A sixteenth sunshine, eighty-fourth shade. 
Nature's dirge.
The potion of madness
concocted by masters
who build each monster
believing in last words, in Gypsies.

This is the man a madman made,
a sixteenth sunshine, eighty-fourth shade,
the bar of a dirge,
a pinch of madness,
dash of Master,
every bit the dashing Monster,
one who'd say his final words to a mourning Gypsy.

This is the pie-bald crazy quilt,
the raggedy man a madman made,
sixteen in sunshine, eighty-four in shade,
the heat of the urge
where light found madness
and gave it the Master
to fill his monster
with fragments, words, at last to give the Gypsy.

This is the Monster the Master built,
pied and bald like a crazy quilt,
a raggedy man a madman made
from that six tenths sunshine found in shade
of funerals, dirges,
the hanging madness
that plagued this Master
and passed to his monster
and on to the words he'd finally leave the Gypsy.

These are the stakes one snakes from death,
betting on monsters the Master built,
pied and bald like the crazy quilt
wrapping this man the madman made
of a sixteenth sunshine, a bit more shade,
out of a dirge
and out of madness,
his own, the Master's.
And now the Monster
has learned a word at last to leave a melancholy Gypsy.

This is what journeymen build from breath,
snag from the stakes they've bluffed from death,
shape into monsters a Master built
of pie-bald patches of crazy quilt
that wrap this ragged, madman-made,
one sixteenth sunshine, eighty-fourth shade,
funeral-urged
piece of madness
of some Master
who's losing his monster
to a word.  The one he's telling the Gypsy.

This is the death he knows to die,
learned from a journeyman trained in breath,
from pulling out stops from breaking death,
from being a monster the Master built
from a pie-bald life like a crazy quilt,
from being both ragged and madman-made
from that sixteenth sunshine, eighty-fourth shade,
from out of dirges,
and out of madness,
from the Master,
and now the Monster
knows what to say, a word to share with the Gypsy.

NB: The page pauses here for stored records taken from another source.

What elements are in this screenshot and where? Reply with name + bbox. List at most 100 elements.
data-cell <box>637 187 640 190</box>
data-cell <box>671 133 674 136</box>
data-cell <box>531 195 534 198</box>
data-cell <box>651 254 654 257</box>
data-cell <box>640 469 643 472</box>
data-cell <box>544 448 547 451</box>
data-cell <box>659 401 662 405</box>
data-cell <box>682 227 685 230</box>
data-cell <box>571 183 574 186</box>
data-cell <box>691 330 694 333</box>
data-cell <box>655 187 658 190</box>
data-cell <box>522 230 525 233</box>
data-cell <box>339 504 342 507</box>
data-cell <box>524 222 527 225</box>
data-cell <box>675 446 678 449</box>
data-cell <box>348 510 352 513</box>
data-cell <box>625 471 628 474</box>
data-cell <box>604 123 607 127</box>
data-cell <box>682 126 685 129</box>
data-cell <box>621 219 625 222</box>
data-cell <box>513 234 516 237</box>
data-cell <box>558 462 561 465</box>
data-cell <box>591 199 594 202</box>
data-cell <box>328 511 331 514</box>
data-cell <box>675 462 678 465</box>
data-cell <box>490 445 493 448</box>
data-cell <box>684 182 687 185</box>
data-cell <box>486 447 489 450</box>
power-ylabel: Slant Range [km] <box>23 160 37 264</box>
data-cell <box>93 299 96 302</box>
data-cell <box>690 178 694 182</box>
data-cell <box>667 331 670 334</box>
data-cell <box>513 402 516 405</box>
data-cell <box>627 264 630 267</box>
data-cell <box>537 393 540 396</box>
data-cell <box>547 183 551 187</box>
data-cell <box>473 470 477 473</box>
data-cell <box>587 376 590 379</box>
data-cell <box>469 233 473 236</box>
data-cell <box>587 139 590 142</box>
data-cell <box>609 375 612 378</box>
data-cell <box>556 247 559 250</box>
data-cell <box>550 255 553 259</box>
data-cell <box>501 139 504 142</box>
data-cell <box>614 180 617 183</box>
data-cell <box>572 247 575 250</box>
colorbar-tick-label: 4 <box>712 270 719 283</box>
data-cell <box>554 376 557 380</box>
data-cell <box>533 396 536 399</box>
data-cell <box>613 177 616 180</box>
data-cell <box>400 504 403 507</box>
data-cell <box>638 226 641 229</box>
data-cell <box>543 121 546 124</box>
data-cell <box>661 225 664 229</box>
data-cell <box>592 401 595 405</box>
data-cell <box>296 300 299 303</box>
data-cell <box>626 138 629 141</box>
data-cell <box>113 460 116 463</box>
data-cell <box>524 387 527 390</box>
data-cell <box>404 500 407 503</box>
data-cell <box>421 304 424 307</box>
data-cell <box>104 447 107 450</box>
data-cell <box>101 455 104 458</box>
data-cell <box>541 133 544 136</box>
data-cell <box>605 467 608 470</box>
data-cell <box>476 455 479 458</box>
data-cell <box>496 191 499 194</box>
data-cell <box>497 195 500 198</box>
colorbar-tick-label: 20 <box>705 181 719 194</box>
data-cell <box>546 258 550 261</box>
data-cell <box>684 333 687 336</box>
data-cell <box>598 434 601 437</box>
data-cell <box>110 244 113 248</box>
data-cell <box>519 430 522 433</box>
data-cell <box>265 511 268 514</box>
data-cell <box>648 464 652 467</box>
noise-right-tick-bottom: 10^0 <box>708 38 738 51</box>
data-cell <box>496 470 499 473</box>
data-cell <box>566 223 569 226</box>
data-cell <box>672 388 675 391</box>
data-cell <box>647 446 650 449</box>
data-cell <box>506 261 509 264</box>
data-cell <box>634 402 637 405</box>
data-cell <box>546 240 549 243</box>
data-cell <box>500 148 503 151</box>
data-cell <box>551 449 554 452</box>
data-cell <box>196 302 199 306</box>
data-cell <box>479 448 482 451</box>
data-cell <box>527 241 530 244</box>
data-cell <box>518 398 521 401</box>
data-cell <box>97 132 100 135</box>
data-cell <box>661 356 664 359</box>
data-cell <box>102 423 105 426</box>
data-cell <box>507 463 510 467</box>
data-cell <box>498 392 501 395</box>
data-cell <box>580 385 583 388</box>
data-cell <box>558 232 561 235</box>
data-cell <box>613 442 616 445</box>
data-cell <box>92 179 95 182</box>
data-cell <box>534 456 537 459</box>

Here, on the bed where dead men lie,
dying a death he knows how to die,
lies a lone journeyman bartered from breath,
snagged off the scaffold, cheated of death.
Here lies the Monster the Master built,
a pie-bald, ribald, crazy quilt,
a raggedy man a madman made
in six days of sunshine, four eighths shade.
He urges a dirge,
free from the madness,
at last from his Master. 
No more the Monster.
This is the word the Gypsy heard.  Her first, his last, just Gypsy.